With these two metrics, we can obtain the average response time for each endpoint as follows:
sum( sum(vmlogs:alb:stats:elb_target_processing_time:sum) by (uri_path) / sum(vmlogs:alb:stats:elb_target_processing_time:count) by (uri_path) ) by (uri_path)
Here, at 12:47, the endpoint /chats responded in 0.54 seconds.
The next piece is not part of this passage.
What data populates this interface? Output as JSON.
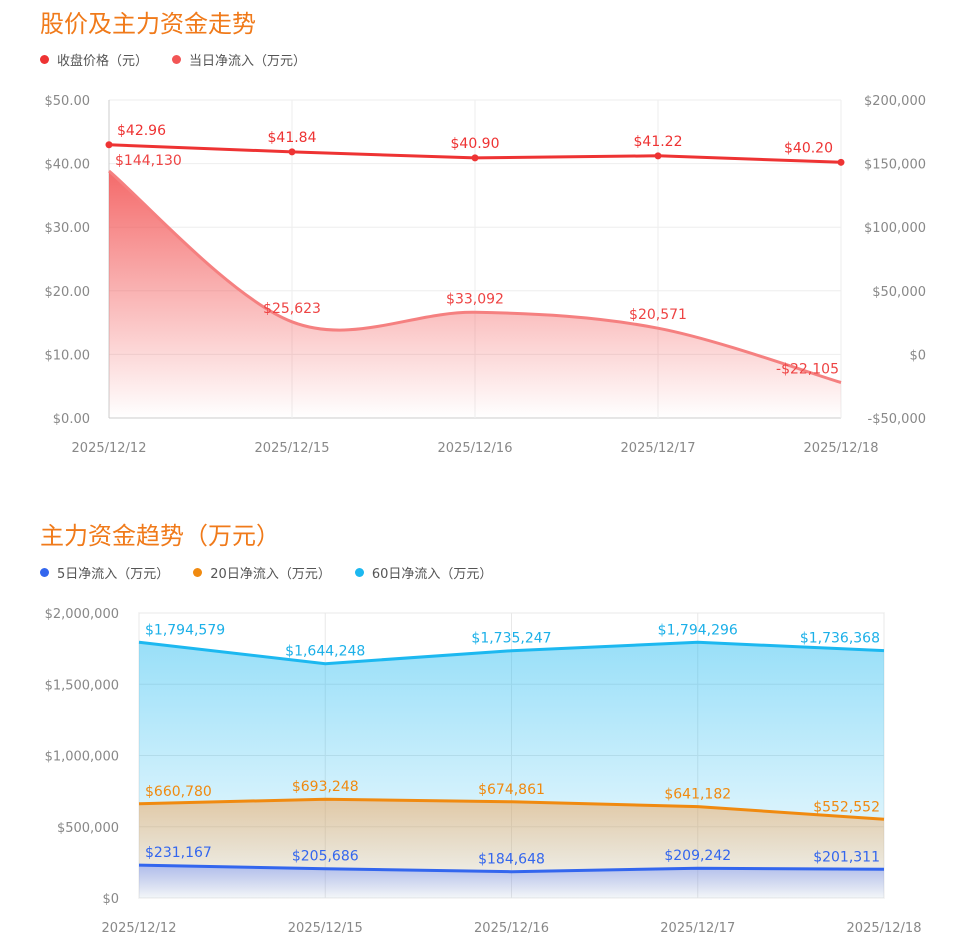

And the same value will be in the very first option:
- record: vmlogs:alb:stats:elb_target_processing_time:avg
debug: false
expr: |
{stream="alb"}
| extract "<_> <_> <elb_id> <_> <_> <request_processing_time> <target_processing_time> <response_processing_time> <elb_status_code> <target_status_code> <received_bytes> <sent_bytes> <request_line> <user_agent> <_> <_> <_> <trace_id> <domain_name> <_> <_> <_> <_> <_> <error_reason> <_> <_> <_> <_> <conn_trace_id> <_> <_> <_>"
| extract_regexp `.*:443(?P<uri_path>/[^/?]+).* HTTP` from request_line
| filter target_processing_time :! "-1"
| stats by (elb_id, domain_name, uri_path) avg(target_processing_time) as avg_target_processing_time
At 12:47 p.m., we have the same 0.54 on /chats:
To obtain the average total response time across the entire load balancer, we can use the metrics vmlogs:alb:stats:elb_target_processing_time:sum and vmlogs:alb:stats:elb_target_processing_time:count as follows:
sum( sum(vmlogs:alb:stats:elb_target_processing_time:sum) / sum(vmlogs:alb:stats:elb_target_processing_time:count) )
Here, we have 0.22 at 12:58:
Or simply create a separate metric with stats by (elb_id) avg():
- record: vmlogs:alb:stats:elb_target_processing_time_total:avg
debug: false
expr: |
{stream="alb"}
| extract "<_> <_> <elb_id> <_> <_> <request_processing_time> <target_processing_time> <response_processing_time> <elb_status_code> <target_status_code> <received_bytes> <sent_bytes> <request_line> <user_agent> <_> <_> <_> <trace_id> <domain_name> <_> <_> <_> <_> <_> <error_reason> <_> <_> <_> <_> <conn_trace_id> <_> <_> <_>"
| extract_regexp `.*:443(?P<uri_path>/[^/?]+).* HTTP` from request_line
| filter target_processing_time :! "-1"
| stats by (elb_id) avg(target_processing_time) as avg_target_processing_time
Which will return the same 0.22 at 12:58:
And the same value will be in CloudWatch:
And actually, that’s all for today.
Now we can add other metrics, alerts, and customize the Grafana dashboard.